Die wirtschaftliche Unsicherheit und neue Arbeitsformen prägen die Projektagenda sowie die Kundenansprache. Neue Zugpferde ziehen das Business aus der Corona-Misere. Für diesen Artikel hat Computerworld Philipp Kronenberg, CEO der bbv, und verschiedene Leistungsträger der ICT-Branche interviewt (erschienen in der CW 08/2020; gekürzte Fassung).

17.09.2020Text: tnt-graphics0 Kommentare
ICT Corona_Pferde

Krisen waren schon immer ein Katalysator für Entwicklungssprünge. Das ist auch bei der Corona-Krise der Fall. Das Virus hat uns aus heiterem Himmel getroffen und viele dazu gezwungen, Prozesse voranzutreiben, über die man bis jetzt kaum nachdachte. Alle Pläne und Prioritäten, die im Januar und Februar definiert wurden, seien nun zur Makulatur verkommen, heisst es beispielhaft beim Fachverband swissICT.

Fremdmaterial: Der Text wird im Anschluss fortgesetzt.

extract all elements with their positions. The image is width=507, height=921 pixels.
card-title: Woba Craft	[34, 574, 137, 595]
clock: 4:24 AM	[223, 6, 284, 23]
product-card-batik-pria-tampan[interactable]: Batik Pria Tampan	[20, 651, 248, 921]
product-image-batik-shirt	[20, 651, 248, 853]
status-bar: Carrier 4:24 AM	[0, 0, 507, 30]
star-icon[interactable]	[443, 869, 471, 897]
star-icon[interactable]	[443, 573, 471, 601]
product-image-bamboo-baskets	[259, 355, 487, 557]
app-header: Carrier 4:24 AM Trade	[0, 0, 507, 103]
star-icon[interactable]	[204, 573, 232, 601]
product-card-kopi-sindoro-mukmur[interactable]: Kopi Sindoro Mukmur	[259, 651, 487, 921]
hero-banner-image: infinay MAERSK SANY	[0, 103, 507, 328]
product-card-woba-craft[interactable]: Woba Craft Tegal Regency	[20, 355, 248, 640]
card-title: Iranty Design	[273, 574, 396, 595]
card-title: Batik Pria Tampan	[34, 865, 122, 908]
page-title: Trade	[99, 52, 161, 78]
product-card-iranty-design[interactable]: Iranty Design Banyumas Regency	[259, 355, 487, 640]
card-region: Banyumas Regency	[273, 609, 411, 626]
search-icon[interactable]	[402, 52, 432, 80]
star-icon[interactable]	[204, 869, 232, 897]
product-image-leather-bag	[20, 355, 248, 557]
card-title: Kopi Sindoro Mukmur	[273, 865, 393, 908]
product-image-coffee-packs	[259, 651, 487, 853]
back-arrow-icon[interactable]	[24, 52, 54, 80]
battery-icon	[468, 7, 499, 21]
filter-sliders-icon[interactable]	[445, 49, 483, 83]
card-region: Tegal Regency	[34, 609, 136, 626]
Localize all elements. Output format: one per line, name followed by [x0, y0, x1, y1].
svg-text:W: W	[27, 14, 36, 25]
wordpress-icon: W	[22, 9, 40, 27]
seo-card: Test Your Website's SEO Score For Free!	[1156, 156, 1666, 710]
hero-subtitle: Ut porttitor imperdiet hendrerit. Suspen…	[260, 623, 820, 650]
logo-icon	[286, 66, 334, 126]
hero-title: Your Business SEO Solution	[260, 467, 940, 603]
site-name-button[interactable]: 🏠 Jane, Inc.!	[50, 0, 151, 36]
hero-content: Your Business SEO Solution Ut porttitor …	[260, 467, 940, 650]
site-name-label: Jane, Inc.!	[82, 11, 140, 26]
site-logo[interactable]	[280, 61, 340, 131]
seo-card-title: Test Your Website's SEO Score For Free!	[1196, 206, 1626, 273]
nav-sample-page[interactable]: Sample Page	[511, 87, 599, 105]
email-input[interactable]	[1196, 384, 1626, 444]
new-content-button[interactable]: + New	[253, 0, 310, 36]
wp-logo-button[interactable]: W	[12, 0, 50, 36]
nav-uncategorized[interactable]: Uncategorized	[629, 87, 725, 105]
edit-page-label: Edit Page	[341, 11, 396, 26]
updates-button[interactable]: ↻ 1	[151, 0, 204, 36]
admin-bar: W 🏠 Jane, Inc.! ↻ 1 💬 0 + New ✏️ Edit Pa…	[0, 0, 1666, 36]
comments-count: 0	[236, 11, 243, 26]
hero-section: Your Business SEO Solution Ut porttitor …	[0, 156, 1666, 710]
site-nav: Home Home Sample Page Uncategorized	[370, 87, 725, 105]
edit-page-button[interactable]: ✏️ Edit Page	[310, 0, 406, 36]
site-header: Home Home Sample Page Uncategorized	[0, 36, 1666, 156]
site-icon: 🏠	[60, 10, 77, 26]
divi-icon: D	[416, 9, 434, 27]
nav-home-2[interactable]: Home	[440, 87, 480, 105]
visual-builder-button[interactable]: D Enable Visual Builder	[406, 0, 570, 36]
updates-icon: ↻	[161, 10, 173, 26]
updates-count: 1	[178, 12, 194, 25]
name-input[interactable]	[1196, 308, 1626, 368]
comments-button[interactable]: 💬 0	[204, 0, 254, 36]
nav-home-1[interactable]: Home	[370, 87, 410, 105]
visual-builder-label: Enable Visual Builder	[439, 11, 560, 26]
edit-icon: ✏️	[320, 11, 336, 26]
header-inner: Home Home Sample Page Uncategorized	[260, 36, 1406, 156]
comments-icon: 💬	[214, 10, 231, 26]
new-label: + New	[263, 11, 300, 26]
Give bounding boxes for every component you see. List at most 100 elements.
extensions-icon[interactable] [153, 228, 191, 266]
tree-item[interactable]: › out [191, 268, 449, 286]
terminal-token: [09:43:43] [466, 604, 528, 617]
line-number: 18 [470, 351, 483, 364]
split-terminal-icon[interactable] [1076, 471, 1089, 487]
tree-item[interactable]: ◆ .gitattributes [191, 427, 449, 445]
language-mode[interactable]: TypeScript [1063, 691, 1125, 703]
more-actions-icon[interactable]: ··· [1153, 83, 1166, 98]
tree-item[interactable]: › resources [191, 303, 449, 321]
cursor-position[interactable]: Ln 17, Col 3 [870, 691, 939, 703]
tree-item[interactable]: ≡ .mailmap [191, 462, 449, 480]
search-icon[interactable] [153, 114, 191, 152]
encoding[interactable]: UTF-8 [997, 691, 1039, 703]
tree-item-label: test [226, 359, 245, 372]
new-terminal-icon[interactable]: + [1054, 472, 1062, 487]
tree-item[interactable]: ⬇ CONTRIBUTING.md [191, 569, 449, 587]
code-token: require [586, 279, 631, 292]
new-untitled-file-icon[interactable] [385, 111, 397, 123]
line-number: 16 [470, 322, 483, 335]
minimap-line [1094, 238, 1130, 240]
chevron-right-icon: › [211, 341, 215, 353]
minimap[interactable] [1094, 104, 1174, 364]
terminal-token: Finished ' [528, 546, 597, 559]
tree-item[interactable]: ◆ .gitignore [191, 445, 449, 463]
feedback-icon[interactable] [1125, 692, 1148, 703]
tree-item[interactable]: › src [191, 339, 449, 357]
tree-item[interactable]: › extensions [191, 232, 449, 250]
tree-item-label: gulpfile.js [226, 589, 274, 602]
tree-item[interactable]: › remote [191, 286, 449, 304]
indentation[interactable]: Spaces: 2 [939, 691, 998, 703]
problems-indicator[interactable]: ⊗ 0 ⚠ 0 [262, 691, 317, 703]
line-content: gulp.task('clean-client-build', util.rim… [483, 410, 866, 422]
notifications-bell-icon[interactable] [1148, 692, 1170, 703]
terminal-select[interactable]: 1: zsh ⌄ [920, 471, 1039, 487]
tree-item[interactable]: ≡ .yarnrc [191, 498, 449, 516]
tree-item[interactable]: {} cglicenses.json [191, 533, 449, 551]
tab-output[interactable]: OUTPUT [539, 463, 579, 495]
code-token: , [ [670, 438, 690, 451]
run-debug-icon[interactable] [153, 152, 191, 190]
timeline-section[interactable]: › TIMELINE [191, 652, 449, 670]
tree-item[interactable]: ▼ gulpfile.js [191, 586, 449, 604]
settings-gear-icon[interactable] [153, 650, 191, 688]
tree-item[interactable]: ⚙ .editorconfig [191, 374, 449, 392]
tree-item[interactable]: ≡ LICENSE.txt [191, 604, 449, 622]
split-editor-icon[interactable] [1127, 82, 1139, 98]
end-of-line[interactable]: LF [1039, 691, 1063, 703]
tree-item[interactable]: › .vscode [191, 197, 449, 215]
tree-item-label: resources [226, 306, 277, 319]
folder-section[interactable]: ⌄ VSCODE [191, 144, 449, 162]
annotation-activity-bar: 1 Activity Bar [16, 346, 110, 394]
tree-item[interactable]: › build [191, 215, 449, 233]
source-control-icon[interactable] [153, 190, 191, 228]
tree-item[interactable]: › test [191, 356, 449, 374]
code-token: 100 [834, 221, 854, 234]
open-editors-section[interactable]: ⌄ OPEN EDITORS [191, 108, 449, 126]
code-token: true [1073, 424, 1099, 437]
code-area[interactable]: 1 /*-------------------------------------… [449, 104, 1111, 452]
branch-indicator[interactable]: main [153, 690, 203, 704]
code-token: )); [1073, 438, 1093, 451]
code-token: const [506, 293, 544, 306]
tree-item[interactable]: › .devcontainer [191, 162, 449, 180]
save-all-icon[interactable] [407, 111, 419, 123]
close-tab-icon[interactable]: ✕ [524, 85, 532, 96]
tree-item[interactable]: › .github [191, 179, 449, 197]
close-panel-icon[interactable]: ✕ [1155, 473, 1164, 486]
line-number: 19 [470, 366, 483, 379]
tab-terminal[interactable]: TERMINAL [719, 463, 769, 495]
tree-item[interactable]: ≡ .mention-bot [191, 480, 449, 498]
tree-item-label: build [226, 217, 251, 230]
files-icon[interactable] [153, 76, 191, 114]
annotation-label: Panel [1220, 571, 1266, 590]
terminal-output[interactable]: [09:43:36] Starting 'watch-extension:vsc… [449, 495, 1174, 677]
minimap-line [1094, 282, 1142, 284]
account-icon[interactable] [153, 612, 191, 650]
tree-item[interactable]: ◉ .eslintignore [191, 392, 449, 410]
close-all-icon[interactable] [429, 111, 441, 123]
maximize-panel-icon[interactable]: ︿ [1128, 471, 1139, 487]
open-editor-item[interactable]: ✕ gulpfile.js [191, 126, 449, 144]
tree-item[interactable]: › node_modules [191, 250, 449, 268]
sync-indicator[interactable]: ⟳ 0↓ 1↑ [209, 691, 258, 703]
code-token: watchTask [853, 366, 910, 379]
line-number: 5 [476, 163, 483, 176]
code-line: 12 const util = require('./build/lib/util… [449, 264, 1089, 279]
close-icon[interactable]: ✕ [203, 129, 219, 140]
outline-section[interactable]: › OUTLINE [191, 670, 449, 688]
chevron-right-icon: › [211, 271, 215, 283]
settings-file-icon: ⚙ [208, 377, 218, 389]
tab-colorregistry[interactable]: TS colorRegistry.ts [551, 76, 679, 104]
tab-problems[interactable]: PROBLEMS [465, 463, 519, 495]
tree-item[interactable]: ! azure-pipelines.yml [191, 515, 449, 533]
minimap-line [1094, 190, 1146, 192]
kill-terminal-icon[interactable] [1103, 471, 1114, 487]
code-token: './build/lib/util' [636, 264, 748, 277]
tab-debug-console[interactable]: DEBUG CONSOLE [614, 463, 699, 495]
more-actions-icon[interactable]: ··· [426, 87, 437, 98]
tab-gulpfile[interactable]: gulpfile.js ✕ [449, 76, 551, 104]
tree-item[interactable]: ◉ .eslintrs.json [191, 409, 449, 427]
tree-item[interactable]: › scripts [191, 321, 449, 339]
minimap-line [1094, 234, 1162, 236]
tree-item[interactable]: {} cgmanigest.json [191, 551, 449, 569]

Digitalisierungsbooster Corona

Die von Computerworld befragten Unternehmen in der IT-Branche profitieren aber auch von der Situation. Corona wird zum Zugpferd. Adesso Schweiz vermeldet zum Beispiel eine höhere Nachfrage nach Cloud-Lösungen. Im Kundenkontakt seien Chat und Telefonbots gefragt sowie KI-gestützte Systeme, die E-Mails und Dokumente automatisiert verarbeiten. Roman Hugelshofer, Managing Director Application Security und Geschäftsleitungsmitglied von Ergon, konstatiert einen vermehrten Einsatz von digitalen Mitteln in Schulen und einen boomenden bargeldlosen Zahlungsverkehr. Dies könnte kaum jemand besser bestätigen als Markus Fuhrer, Leiter IT & Operations und Krisenmanager beim Finanzdienstleister PostFinance. Fuhrer stellt fest, dass die Nutzungszahlen der Bezahl-App Twint durch Corona explosionsartig in die Höhe schnellten, da seither viel mehr online eingekauft wird. Der Anteil an bargeldlosen Zahlungen mit der PostFinance Card habe ebenfalls zugenommen.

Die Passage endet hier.